Well, what’s it going to be, Amy?
Don’t mind us, Amy. Take all the fucking time you need…
Don’t mind the civilization crumbling around you… your time is limited to only the lifespan of the universe itself!
Amy starts talking about what she could buy with $1,000…. a decent dishwasher. She could get a whole new kitchen for $32,000.
She could afford nine funerals for those who starved to death on her watch…
Amy: I gotta go for it!
Amy: I gotta try
Regis: I understand…
Amy: The one that makes sense…
It was really cute how Regis seemed to be finishing Amy’s thoughts for her. At this point, I don’t think it was so much out of trying to help her advance as it was trying to get her to either shit or get off the Hot Pot. Regis doesn’t have the same financial stake in Amy’s stalling that me and my eight cohorts surrounding her do, but even he seems to be getting a bit impatient now. He has things to do and people to see, and he’s not getting any younger…
I’m praying to Godzilla that we get out of here before midnight!
Amy starts to babble back the reasoning behind how Lunula connects to crescent shaped markings, the whole while looking for more assurance from Regis, who is completely done helping her out. In air time, seven minutes have already passed since this question was first posed to Amy… it’s been even longer in the real time of the studio. What’s worse is because of the slow pace Amy has proceeded at, it feels like she’s had this question for an eternity now!
You know, like how you all feel reading this series.

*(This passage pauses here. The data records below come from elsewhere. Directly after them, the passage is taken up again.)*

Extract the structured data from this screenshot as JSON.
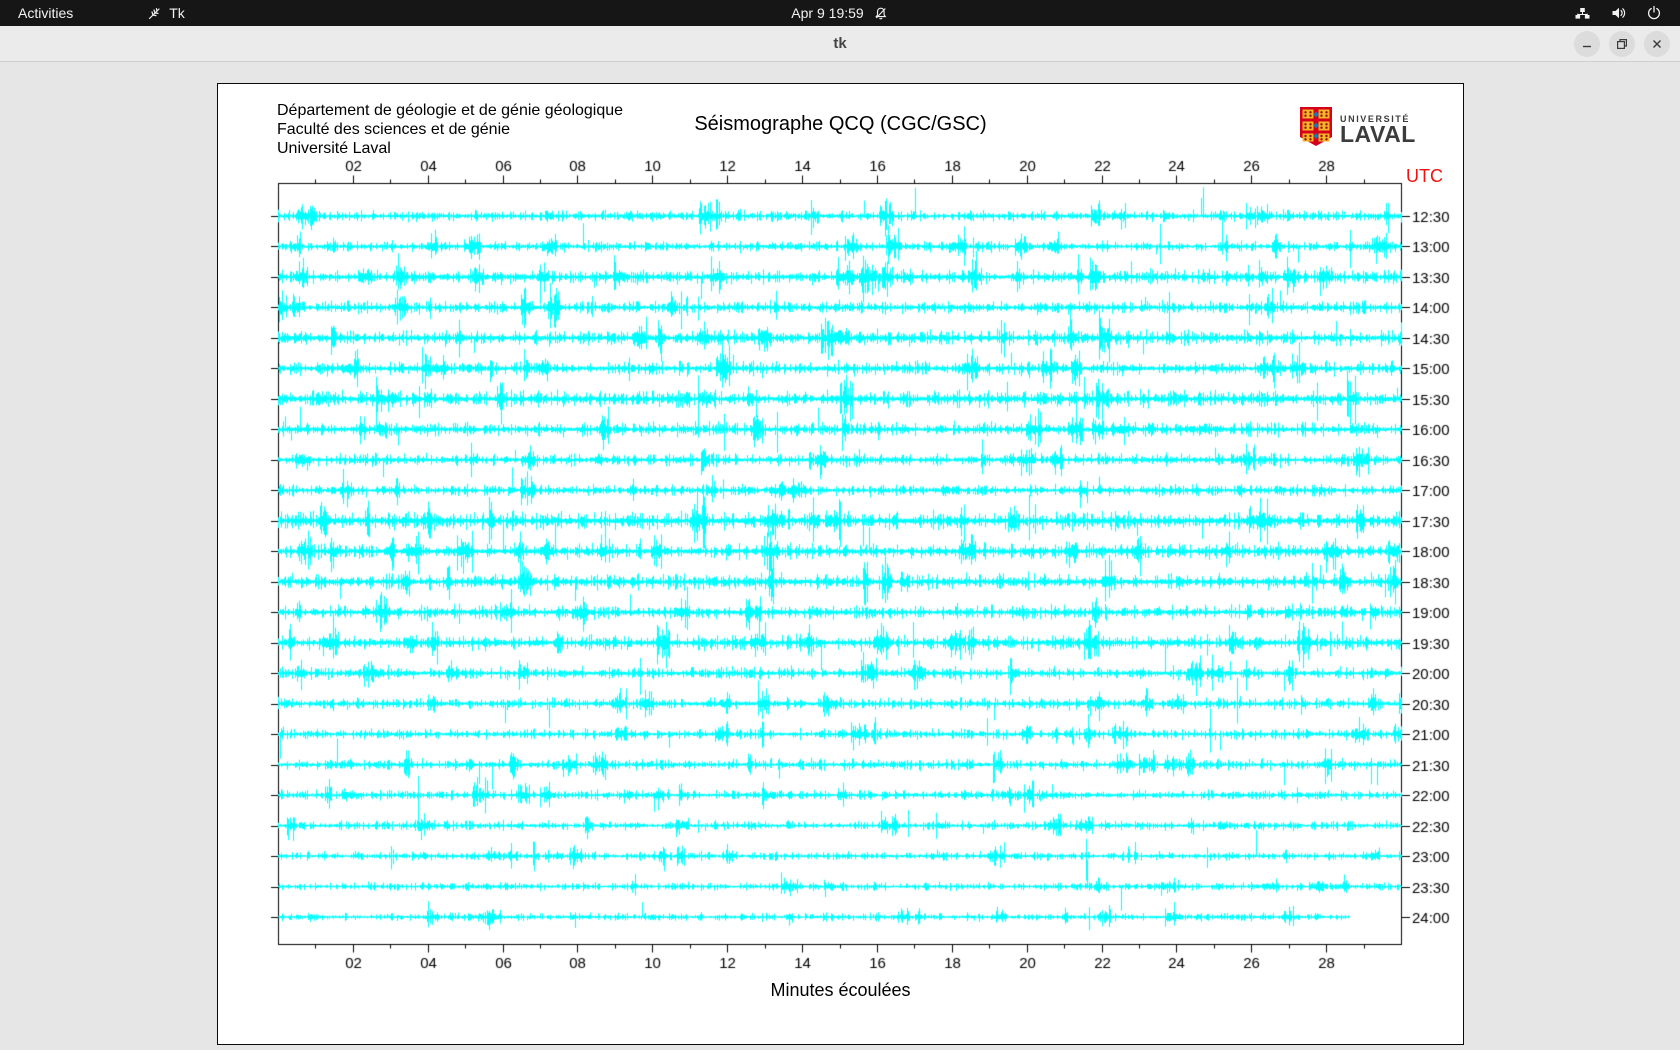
{
  "top_bar": {
    "activities_label": "Activities",
    "app_name": "Tk",
    "clock": "Apr 9 19:59",
    "icons": [
      "tk-feather-icon",
      "bell-muted-icon",
      "network-tree-icon",
      "speaker-icon",
      "power-icon"
    ]
  },
  "window": {
    "title": "tk",
    "buttons": [
      "minimize",
      "maximize",
      "close"
    ]
  },
  "chart": {
    "header_lines": [
      "Département de géologie et de génie géologique",
      "Faculté des sciences et de génie",
      "Université Laval"
    ],
    "title": "Séismographe QCQ (CGC/GSC)",
    "logo": {
      "line1": "UNIVERSITÉ",
      "line2": "LAVAL"
    },
    "utc_label": "UTC",
    "xlabel": "Minutes écoulées",
    "colors": {
      "trace": "#00ffff",
      "utc_label": "#f21111",
      "axis": "#000000",
      "shield_red": "#d6001c",
      "shield_gold": "#f2b626",
      "shield_blue": "#1878be"
    }
  },
  "chart_data": {
    "type": "line",
    "subtype": "helicorder-seismogram",
    "station": "QCQ (CGC/GSC)",
    "x_range_minutes": [
      0,
      30
    ],
    "x_tick_labels": [
      "02",
      "04",
      "06",
      "08",
      "10",
      "12",
      "14",
      "16",
      "18",
      "20",
      "22",
      "24",
      "26",
      "28"
    ],
    "x_minor_tick_step_minutes": 1,
    "xlabel": "Minutes écoulées",
    "row_interval_minutes": 30,
    "timezone_label": "UTC",
    "grid": false,
    "row_labels": [
      "12:30",
      "13:00",
      "13:30",
      "14:00",
      "14:30",
      "15:00",
      "15:30",
      "16:00",
      "16:30",
      "17:00",
      "17:30",
      "18:00",
      "18:30",
      "19:00",
      "19:30",
      "20:00",
      "20:30",
      "21:00",
      "21:30",
      "22:00",
      "22:30",
      "23:00",
      "23:30",
      "24:00"
    ],
    "traces": [
      {
        "label": "12:30",
        "seed": 1,
        "amp": 1.7,
        "spike_rate": 0.005,
        "spike_max": 22,
        "end_minute": 30
      },
      {
        "label": "13:00",
        "seed": 2,
        "amp": 1.7,
        "spike_rate": 0.005,
        "spike_max": 18,
        "end_minute": 30
      },
      {
        "label": "13:30",
        "seed": 3,
        "amp": 2.2,
        "spike_rate": 0.006,
        "spike_max": 16,
        "end_minute": 30
      },
      {
        "label": "14:00",
        "seed": 4,
        "amp": 1.9,
        "spike_rate": 0.005,
        "spike_max": 20,
        "end_minute": 30
      },
      {
        "label": "14:30",
        "seed": 5,
        "amp": 2.3,
        "spike_rate": 0.006,
        "spike_max": 18,
        "end_minute": 30
      },
      {
        "label": "15:00",
        "seed": 6,
        "amp": 2.1,
        "spike_rate": 0.006,
        "spike_max": 20,
        "end_minute": 30
      },
      {
        "label": "15:30",
        "seed": 7,
        "amp": 2.5,
        "spike_rate": 0.005,
        "spike_max": 18,
        "end_minute": 30
      },
      {
        "label": "16:00",
        "seed": 8,
        "amp": 2.1,
        "spike_rate": 0.006,
        "spike_max": 22,
        "end_minute": 30
      },
      {
        "label": "16:30",
        "seed": 9,
        "amp": 1.9,
        "spike_rate": 0.005,
        "spike_max": 16,
        "end_minute": 30
      },
      {
        "label": "17:00",
        "seed": 10,
        "amp": 1.7,
        "spike_rate": 0.004,
        "spike_max": 16,
        "end_minute": 30
      },
      {
        "label": "17:30",
        "seed": 11,
        "amp": 2.7,
        "spike_rate": 0.006,
        "spike_max": 18,
        "end_minute": 30
      },
      {
        "label": "18:00",
        "seed": 12,
        "amp": 2.3,
        "spike_rate": 0.006,
        "spike_max": 20,
        "end_minute": 30
      },
      {
        "label": "18:30",
        "seed": 13,
        "amp": 2.4,
        "spike_rate": 0.006,
        "spike_max": 18,
        "end_minute": 30
      },
      {
        "label": "19:00",
        "seed": 14,
        "amp": 2.1,
        "spike_rate": 0.005,
        "spike_max": 18,
        "end_minute": 30
      },
      {
        "label": "19:30",
        "seed": 15,
        "amp": 2.2,
        "spike_rate": 0.006,
        "spike_max": 24,
        "end_minute": 30
      },
      {
        "label": "20:00",
        "seed": 16,
        "amp": 1.9,
        "spike_rate": 0.005,
        "spike_max": 26,
        "end_minute": 30
      },
      {
        "label": "20:30",
        "seed": 17,
        "amp": 1.8,
        "spike_rate": 0.005,
        "spike_max": 20,
        "end_minute": 30
      },
      {
        "label": "21:00",
        "seed": 18,
        "amp": 1.6,
        "spike_rate": 0.005,
        "spike_max": 24,
        "end_minute": 30
      },
      {
        "label": "21:30",
        "seed": 19,
        "amp": 1.7,
        "spike_rate": 0.005,
        "spike_max": 26,
        "end_minute": 30
      },
      {
        "label": "22:00",
        "seed": 20,
        "amp": 1.5,
        "spike_rate": 0.005,
        "spike_max": 24,
        "end_minute": 30
      },
      {
        "label": "22:30",
        "seed": 21,
        "amp": 1.4,
        "spike_rate": 0.004,
        "spike_max": 26,
        "end_minute": 30
      },
      {
        "label": "23:00",
        "seed": 22,
        "amp": 1.3,
        "spike_rate": 0.004,
        "spike_max": 28,
        "end_minute": 30
      },
      {
        "label": "23:30",
        "seed": 23,
        "amp": 1.2,
        "spike_rate": 0.003,
        "spike_max": 30,
        "end_minute": 30
      },
      {
        "label": "24:00",
        "seed": 24,
        "amp": 1.2,
        "spike_rate": 0.003,
        "spike_max": 26,
        "end_minute": 28.6
      }
    ]
  }
}
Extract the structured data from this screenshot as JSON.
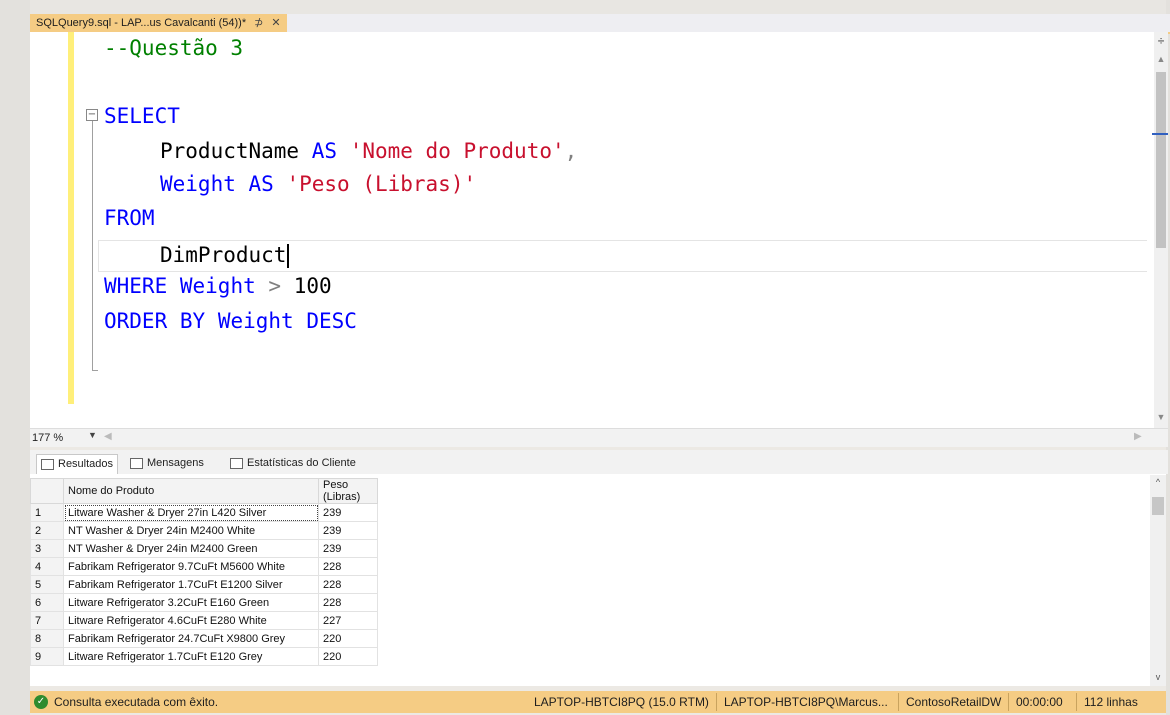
{
  "document_tab": {
    "title": "SQLQuery9.sql - LAP...us Cavalcanti (54))*",
    "pin": "⊅",
    "close": "✕"
  },
  "editor": {
    "lines": {
      "comment": "--Questão 3",
      "select": "SELECT",
      "col1_name": "ProductName",
      "col1_as": "AS",
      "col1_alias": "'Nome do Produto'",
      "col1_comma": ",",
      "col2_name": "Weight",
      "col2_as": "AS",
      "col2_alias": "'Peso (Libras)'",
      "from": "FROM",
      "table": "DimProduct",
      "where_kw": "WHERE",
      "where_col": "Weight",
      "where_op": ">",
      "where_val": "100",
      "order_kw": "ORDER BY",
      "order_col": "Weight",
      "order_dir": "DESC"
    }
  },
  "zoom": {
    "level": "177 %"
  },
  "result_tabs": [
    {
      "label": "Resultados"
    },
    {
      "label": "Mensagens"
    },
    {
      "label": "Estatísticas do Cliente"
    }
  ],
  "results": {
    "columns": [
      "Nome do Produto",
      "Peso (Libras)"
    ],
    "rows": [
      [
        "1",
        "Litware Washer & Dryer 27in L420 Silver",
        "239"
      ],
      [
        "2",
        "NT Washer & Dryer 24in M2400 White",
        "239"
      ],
      [
        "3",
        "NT Washer & Dryer 24in M2400 Green",
        "239"
      ],
      [
        "4",
        "Fabrikam Refrigerator 9.7CuFt M5600 White",
        "228"
      ],
      [
        "5",
        "Fabrikam Refrigerator 1.7CuFt E1200 Silver",
        "228"
      ],
      [
        "6",
        "Litware Refrigerator 3.2CuFt E160 Green",
        "228"
      ],
      [
        "7",
        "Litware Refrigerator 4.6CuFt E280 White",
        "227"
      ],
      [
        "8",
        "Fabrikam Refrigerator 24.7CuFt X9800 Grey",
        "220"
      ],
      [
        "9",
        "Litware Refrigerator 1.7CuFt E120 Grey",
        "220"
      ]
    ]
  },
  "status": {
    "message": "Consulta executada com êxito.",
    "server": "LAPTOP-HBTCI8PQ (15.0 RTM)",
    "user": "LAPTOP-HBTCI8PQ\\Marcus...",
    "database": "ContosoRetailDW",
    "elapsed": "00:00:00",
    "rows": "112 linhas"
  },
  "colors": {
    "accent": "#f5cc84",
    "keyword": "#0000ff",
    "string": "#c8102e",
    "comment": "#008000"
  }
}
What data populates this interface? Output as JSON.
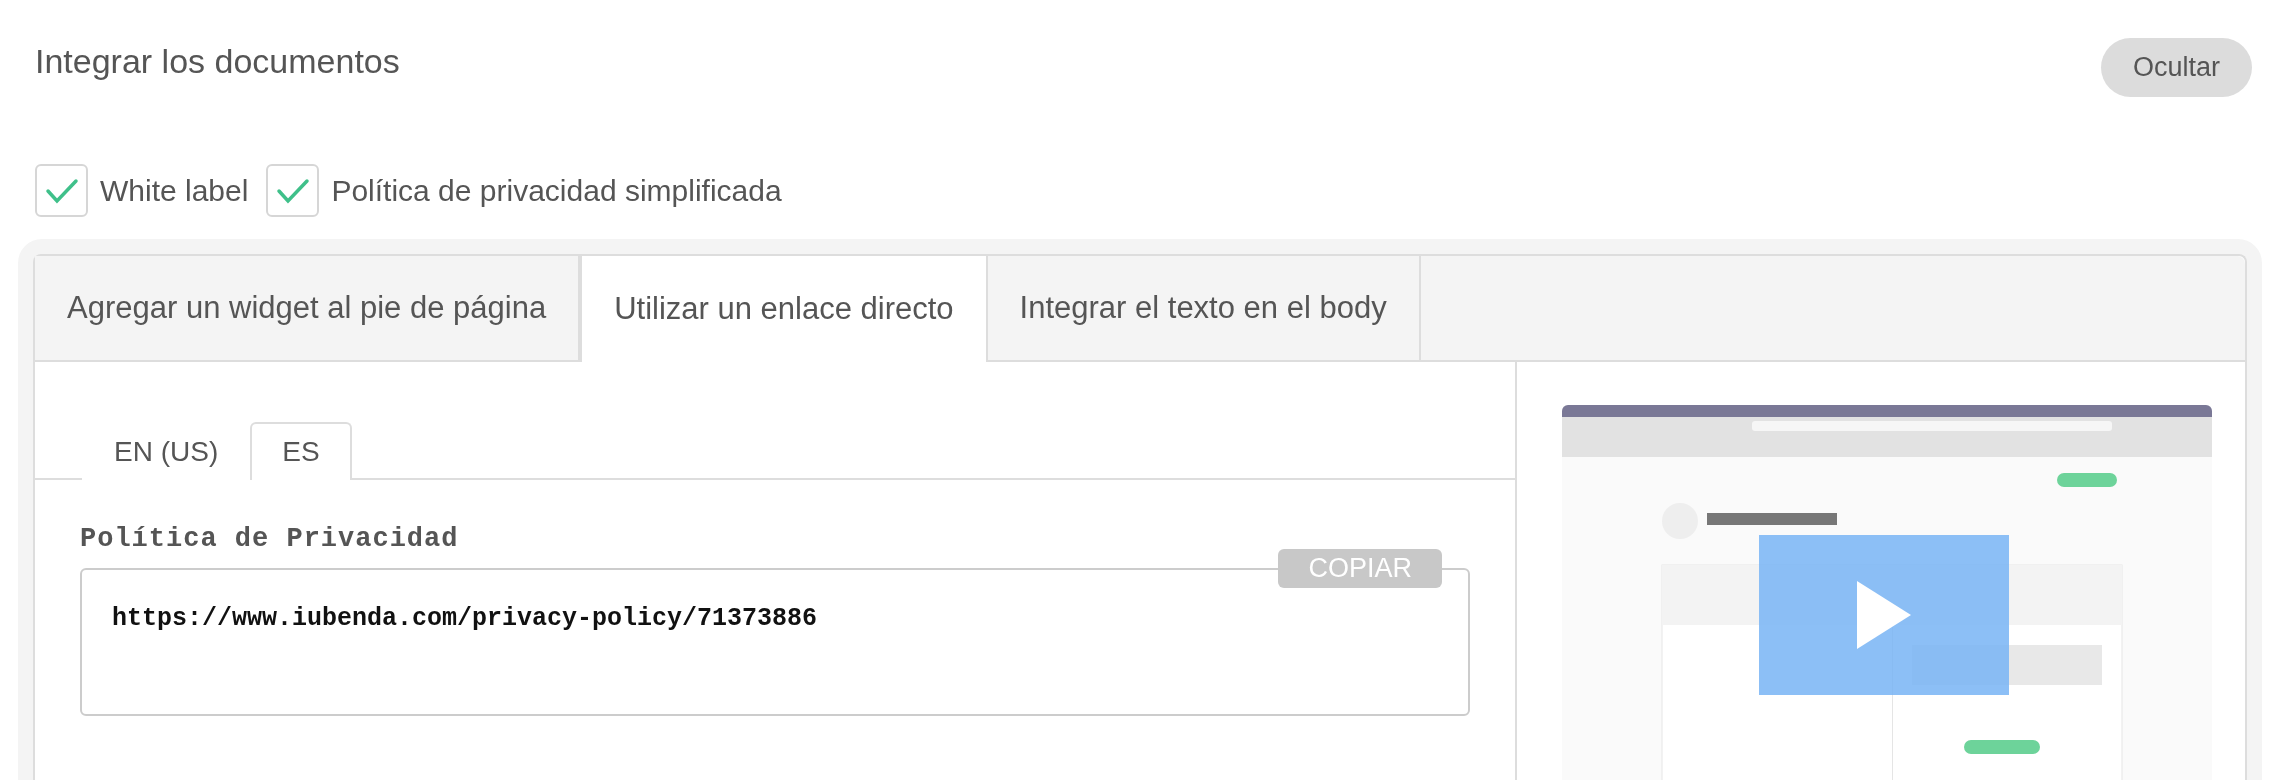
{
  "header": {
    "title": "Integrar los documentos",
    "hide_button": "Ocultar"
  },
  "options": [
    {
      "label": "White label",
      "checked": true
    },
    {
      "label": "Política de privacidad simplificada",
      "checked": true
    }
  ],
  "tabs": [
    {
      "label": "Agregar un widget al pie de página",
      "selected": false
    },
    {
      "label": "Utilizar un enlace directo",
      "selected": true
    },
    {
      "label": "Integrar el texto en el body",
      "selected": false
    }
  ],
  "languages": [
    {
      "label": "EN (US)",
      "selected": false
    },
    {
      "label": "ES",
      "selected": true
    }
  ],
  "link": {
    "label": "Política de Privacidad",
    "copy_button": "COPIAR",
    "value": "https://www.iubenda.com/privacy-policy/71373886"
  }
}
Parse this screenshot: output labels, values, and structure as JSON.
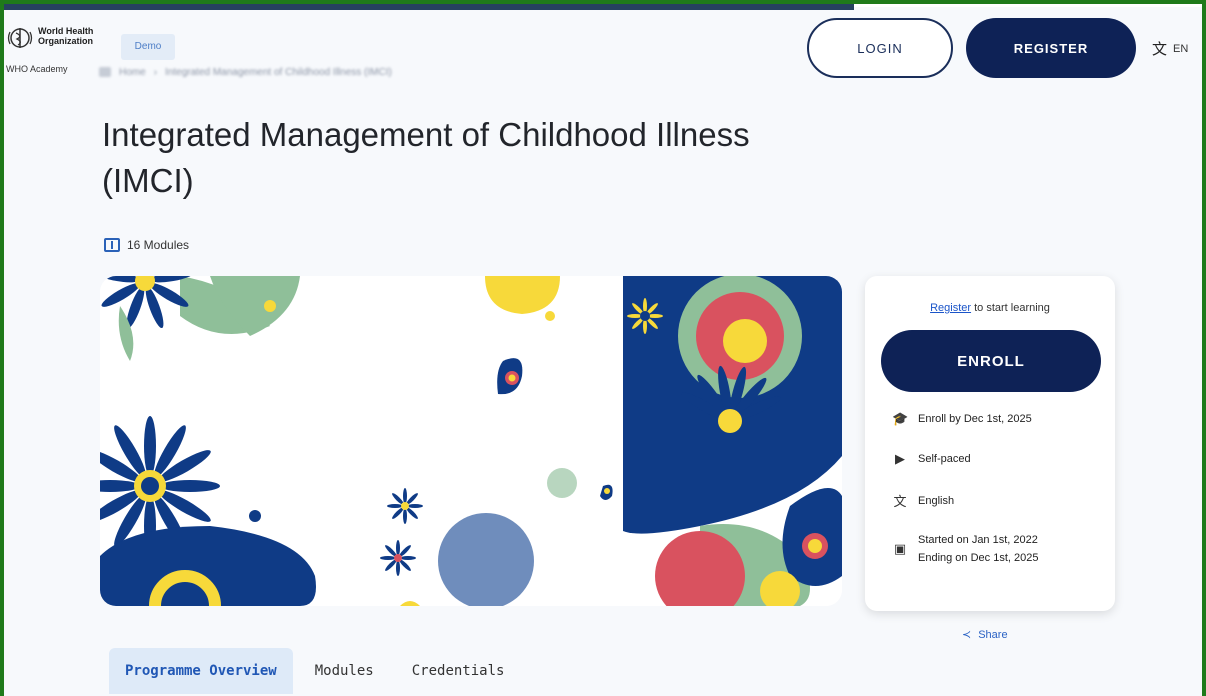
{
  "header": {
    "org_line1": "World Health",
    "org_line2": "Organization",
    "academy": "WHO Academy",
    "badge": "Demo",
    "breadcrumb": [
      "Home",
      "Integrated Management of Childhood Illness (IMCI)"
    ],
    "login": "LOGIN",
    "register": "REGISTER",
    "language": "EN"
  },
  "course": {
    "title": "Integrated Management of Childhood Illness (IMCI)",
    "modules": "16 Modules"
  },
  "card": {
    "register_link": "Register",
    "register_suffix": " to start learning",
    "enroll": "ENROLL",
    "enroll_by": "Enroll by Dec 1st, 2025",
    "pace": "Self-paced",
    "language": "English",
    "started": "Started on Jan 1st, 2022",
    "ending": "Ending on Dec 1st, 2025"
  },
  "share": "Share",
  "tabs": [
    "Programme Overview",
    "Modules",
    "Credentials"
  ],
  "colors": {
    "navy": "#0e2256",
    "blue_accent": "#2b62b8",
    "hero_navy": "#0f3b86",
    "hero_green": "#8fbf99",
    "hero_red": "#d9525f",
    "hero_yellow": "#f7d93a",
    "hero_slate": "#6f8dbc"
  }
}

“I’m just trying to get through the day!” Regis finally retorts to her indecisiveness and attempt at maybe drawing another hint, getting another laugh from a studio audience that desperately needs a pee break. Legend is, Regis once had a contestant take 52 minutes to answer a single question… and while it hasn’t been anywhere near that long yet with Amy’s $32,000 query, the day sure seems to be dragging along…
We interrupt your Millionaire Journey post for this breaking news!
Amy’s finally decided to go for it!
And we’re going to commercial break #3….
It’s almost a mercy killing at this point…
And if you survived this week’s post, congratulations. You are a real trooper, and a true blue fan of The Saga. And since this edition didn’t get even close to as far along as I wanted to get… that means I get to tack on one more post to the series! Yes, the neverending story just got even more neverendinger…
Me, Amy and Regis will see you next Friday!